Q1(iii):

Solve the following pair of linear equations by the substitution method. (iii) 3x – y = 3; 9x – 3y = 9

Given: A pair of linear equations in two variables:

(1) $3x - y = 3$

(2) $9x - 3y = 9$

To Find: The solution $(x, y)$ for the given pair of linear equations using the substitution method.

Step 1: Express one variable in terms of the other using Equation (1).

From Equation (1):

$3x - y = 3$

Add $y$ to both sides:

$3x = 3 + y$

Subtract $3$ from both sides:

$y = 3x - 3$ --- (Equation 3)

Step 2: Substitute the expression for $y$ into Equation (2).

Equation (2) is $9x - 3y = 9$.

Substitute $y = 3x - 3$ into Equation (2):

$9x - 3(3x - 3) = 9$

Step 3: Solve the resulting equation.

Distribute the $-3$ across the terms inside the parentheses:

$9x - 9x + 9 = 9$

Combine the $x$ terms ($9x - 9x = 0$):

$0 + 9 = 9$

$9 = 9$

Step 4: Interpret the result.

[Since the variable $x$ has been eliminated and we have arrived at a true statement ($9 = 9$), this indicates that the two equations are dependent and represent the same line.]

Specifically, if we divide Equation (2) by $3$:

$\frac{9x}{3} - \frac{3y}{3} = \frac{9}{3}$

$3x - y = 3$

This is identical to Equation (1). Therefore, the pair of linear equations has infinitely many solutions.

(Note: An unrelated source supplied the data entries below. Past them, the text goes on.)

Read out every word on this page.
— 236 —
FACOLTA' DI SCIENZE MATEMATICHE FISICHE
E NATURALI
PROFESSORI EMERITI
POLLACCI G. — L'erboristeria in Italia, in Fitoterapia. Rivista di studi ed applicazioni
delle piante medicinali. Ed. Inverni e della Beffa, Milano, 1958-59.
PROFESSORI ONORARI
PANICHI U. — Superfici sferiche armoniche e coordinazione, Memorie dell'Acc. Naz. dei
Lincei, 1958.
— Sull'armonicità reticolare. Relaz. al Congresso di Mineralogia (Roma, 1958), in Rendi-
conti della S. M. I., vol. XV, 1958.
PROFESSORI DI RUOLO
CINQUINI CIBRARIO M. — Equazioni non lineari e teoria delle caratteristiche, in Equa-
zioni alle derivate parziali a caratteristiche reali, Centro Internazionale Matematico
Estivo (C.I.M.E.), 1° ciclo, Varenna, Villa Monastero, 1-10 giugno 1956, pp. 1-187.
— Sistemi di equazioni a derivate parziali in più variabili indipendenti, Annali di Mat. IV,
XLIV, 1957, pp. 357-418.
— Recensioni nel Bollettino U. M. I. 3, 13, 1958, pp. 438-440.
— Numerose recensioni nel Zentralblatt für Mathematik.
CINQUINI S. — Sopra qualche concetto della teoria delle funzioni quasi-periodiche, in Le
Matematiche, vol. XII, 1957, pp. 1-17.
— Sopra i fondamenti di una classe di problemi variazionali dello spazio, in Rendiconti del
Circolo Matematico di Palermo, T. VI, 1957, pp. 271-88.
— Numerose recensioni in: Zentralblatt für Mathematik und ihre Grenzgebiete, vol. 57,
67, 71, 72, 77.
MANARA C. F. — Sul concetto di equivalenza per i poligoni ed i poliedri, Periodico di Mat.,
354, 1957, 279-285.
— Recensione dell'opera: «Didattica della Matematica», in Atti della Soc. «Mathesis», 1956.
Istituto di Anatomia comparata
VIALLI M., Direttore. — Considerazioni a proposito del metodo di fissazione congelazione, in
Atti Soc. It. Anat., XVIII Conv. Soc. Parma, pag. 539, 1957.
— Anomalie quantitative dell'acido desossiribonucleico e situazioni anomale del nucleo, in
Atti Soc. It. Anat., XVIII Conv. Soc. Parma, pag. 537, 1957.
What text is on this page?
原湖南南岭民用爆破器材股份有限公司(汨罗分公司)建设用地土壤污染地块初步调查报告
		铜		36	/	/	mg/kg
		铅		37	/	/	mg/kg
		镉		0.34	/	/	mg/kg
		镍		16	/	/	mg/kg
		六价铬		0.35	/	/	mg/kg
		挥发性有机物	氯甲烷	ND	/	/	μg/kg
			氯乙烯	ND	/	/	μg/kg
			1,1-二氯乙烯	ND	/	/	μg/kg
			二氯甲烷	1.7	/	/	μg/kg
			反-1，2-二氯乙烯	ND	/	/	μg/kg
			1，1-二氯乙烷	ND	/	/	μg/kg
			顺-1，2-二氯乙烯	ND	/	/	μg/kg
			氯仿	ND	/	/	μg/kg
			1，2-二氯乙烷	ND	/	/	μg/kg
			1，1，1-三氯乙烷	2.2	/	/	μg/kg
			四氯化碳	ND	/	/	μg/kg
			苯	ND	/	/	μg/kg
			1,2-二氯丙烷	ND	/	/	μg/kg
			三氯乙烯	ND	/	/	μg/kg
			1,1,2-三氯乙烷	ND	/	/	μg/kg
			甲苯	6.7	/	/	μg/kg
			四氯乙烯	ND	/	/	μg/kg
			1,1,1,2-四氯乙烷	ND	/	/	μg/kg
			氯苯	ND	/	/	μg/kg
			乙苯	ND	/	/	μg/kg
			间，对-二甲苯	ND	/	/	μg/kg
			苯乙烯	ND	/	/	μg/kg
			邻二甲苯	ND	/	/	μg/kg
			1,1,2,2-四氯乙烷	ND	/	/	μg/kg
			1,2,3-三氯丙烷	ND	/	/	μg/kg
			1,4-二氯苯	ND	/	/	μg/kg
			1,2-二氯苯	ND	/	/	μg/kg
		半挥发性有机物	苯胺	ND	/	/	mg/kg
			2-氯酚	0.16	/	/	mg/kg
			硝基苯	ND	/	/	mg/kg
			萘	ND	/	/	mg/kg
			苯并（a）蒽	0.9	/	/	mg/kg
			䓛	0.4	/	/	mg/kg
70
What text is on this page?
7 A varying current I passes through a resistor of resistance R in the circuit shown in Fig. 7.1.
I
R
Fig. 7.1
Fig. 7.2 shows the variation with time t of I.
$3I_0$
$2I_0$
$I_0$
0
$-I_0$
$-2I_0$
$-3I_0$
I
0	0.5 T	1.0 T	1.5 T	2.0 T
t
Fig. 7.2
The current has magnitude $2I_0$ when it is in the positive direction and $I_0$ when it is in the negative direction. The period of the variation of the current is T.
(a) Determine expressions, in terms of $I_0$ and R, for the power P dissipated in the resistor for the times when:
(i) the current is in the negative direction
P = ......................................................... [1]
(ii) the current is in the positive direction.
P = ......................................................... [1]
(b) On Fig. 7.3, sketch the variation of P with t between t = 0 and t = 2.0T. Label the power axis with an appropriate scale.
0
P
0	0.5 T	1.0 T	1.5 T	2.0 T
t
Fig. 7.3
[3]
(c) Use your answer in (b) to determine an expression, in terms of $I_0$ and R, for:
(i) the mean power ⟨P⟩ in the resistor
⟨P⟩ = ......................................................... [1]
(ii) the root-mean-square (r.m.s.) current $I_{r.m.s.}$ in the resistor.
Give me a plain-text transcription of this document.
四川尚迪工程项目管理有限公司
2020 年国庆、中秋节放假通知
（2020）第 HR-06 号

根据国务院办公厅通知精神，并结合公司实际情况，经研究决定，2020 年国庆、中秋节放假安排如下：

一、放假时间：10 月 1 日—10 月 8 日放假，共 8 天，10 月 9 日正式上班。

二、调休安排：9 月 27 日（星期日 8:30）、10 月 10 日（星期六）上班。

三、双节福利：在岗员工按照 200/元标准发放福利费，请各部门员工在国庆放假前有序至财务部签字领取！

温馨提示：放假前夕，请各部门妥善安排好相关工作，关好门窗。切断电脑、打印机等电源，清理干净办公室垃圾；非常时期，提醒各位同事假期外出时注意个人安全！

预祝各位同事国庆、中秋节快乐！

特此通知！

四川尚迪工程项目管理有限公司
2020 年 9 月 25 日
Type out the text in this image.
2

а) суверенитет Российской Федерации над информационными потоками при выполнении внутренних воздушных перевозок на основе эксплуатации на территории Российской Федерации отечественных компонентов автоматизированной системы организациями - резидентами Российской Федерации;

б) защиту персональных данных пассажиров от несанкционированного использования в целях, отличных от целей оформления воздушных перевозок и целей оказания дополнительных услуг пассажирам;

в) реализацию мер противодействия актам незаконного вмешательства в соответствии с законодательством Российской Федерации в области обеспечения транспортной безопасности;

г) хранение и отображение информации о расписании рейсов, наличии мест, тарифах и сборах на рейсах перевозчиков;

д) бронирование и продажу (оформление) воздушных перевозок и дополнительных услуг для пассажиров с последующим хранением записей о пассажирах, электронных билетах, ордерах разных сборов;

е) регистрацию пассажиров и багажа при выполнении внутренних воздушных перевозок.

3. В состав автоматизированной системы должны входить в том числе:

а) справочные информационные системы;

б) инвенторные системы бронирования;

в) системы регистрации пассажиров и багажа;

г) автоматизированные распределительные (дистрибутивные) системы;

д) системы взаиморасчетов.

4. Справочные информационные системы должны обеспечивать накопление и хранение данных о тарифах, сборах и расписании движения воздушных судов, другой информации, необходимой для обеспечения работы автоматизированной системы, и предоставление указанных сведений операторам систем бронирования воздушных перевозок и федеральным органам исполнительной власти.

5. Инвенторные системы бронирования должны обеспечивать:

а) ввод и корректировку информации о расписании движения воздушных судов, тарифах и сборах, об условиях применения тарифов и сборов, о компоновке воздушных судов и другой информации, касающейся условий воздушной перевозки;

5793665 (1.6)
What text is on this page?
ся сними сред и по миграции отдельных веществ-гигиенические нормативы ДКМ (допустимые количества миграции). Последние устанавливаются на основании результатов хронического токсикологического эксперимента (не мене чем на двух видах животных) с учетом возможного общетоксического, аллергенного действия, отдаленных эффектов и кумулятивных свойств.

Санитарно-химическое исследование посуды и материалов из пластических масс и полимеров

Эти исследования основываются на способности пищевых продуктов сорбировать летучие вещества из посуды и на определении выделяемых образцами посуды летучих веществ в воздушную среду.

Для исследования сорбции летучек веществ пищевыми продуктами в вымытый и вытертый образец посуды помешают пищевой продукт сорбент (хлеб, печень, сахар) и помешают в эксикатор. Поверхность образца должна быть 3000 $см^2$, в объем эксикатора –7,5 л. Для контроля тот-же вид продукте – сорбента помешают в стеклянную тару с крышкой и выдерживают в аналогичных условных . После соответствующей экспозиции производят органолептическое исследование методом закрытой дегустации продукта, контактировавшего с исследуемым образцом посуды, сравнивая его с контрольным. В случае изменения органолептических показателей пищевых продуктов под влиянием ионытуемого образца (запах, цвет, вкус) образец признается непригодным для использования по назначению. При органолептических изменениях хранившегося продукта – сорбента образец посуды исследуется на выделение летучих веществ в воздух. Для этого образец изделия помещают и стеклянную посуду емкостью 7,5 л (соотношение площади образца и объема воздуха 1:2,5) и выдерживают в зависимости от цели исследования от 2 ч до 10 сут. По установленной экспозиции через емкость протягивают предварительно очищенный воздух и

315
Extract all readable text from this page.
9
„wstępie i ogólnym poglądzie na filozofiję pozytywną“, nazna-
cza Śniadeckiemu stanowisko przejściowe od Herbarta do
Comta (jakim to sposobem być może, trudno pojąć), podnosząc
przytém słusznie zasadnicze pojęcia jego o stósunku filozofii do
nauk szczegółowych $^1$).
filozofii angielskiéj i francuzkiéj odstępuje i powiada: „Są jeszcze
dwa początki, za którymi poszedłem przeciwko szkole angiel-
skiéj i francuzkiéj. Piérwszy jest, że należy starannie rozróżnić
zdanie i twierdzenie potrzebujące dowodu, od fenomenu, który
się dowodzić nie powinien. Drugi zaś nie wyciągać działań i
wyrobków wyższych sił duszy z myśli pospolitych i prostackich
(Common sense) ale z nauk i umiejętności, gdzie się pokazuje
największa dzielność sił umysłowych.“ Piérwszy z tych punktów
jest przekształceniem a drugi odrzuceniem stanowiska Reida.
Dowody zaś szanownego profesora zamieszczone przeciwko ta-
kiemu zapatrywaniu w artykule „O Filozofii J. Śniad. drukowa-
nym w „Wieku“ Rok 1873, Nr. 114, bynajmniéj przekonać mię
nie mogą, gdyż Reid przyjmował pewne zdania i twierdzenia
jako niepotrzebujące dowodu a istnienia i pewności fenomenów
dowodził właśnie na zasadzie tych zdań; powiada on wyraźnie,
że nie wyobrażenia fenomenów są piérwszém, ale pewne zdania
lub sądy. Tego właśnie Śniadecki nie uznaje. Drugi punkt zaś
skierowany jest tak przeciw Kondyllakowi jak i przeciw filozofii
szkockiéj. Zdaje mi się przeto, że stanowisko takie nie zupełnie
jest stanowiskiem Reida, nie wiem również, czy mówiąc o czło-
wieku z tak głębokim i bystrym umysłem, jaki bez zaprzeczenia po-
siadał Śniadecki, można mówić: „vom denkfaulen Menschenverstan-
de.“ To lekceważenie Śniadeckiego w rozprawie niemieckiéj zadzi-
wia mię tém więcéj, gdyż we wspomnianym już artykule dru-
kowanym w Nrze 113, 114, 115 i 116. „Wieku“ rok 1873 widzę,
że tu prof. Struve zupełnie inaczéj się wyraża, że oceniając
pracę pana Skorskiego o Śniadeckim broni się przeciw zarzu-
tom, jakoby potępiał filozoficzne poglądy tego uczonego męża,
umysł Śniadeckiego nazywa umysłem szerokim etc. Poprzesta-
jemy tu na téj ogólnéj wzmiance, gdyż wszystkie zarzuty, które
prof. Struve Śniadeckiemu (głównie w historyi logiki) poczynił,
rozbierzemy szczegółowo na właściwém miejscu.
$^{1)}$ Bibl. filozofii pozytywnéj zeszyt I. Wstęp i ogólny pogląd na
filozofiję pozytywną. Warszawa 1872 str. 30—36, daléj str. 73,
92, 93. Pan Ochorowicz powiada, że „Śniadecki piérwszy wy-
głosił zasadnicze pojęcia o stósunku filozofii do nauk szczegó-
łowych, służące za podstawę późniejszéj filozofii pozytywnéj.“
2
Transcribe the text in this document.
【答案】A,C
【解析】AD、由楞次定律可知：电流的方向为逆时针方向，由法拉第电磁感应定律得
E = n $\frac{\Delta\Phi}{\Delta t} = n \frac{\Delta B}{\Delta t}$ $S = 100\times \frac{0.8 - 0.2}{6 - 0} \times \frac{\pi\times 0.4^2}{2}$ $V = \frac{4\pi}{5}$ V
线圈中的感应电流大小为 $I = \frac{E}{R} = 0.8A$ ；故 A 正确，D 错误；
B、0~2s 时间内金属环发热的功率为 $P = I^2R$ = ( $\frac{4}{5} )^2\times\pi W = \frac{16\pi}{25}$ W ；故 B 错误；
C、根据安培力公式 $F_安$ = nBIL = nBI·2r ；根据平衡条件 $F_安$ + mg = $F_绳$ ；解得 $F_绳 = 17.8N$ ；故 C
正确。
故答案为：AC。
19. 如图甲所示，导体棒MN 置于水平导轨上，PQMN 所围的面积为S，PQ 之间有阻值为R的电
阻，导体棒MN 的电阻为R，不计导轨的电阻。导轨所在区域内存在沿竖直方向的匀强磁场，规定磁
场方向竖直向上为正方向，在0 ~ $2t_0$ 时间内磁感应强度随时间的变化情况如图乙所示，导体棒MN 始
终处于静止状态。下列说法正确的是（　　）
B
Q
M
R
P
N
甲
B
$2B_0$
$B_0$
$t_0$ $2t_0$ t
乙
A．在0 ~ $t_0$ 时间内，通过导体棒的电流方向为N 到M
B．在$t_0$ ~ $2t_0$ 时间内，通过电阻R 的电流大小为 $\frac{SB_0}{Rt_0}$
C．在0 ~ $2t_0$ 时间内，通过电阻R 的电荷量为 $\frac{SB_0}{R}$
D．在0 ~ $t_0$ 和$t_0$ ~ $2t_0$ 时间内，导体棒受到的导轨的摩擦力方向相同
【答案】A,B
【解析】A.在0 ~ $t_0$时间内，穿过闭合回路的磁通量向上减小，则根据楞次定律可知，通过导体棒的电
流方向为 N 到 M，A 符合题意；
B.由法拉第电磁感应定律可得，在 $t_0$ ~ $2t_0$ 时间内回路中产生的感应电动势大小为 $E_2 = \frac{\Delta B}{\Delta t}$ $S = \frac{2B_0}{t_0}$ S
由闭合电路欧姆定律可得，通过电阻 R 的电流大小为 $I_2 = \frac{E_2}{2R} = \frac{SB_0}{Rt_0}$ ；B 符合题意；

Step 5: General form of the solution.

Since the equations are coincident, any value of $x$ will yield a corresponding value of $y$ that satisfies both equations. We can express the solution set as:

$y = 3x - 3$ for any real number $x$.

Final Answer: The pair of linear equations has infinitely many solutions, represented by the relation $y = 3x - 3$.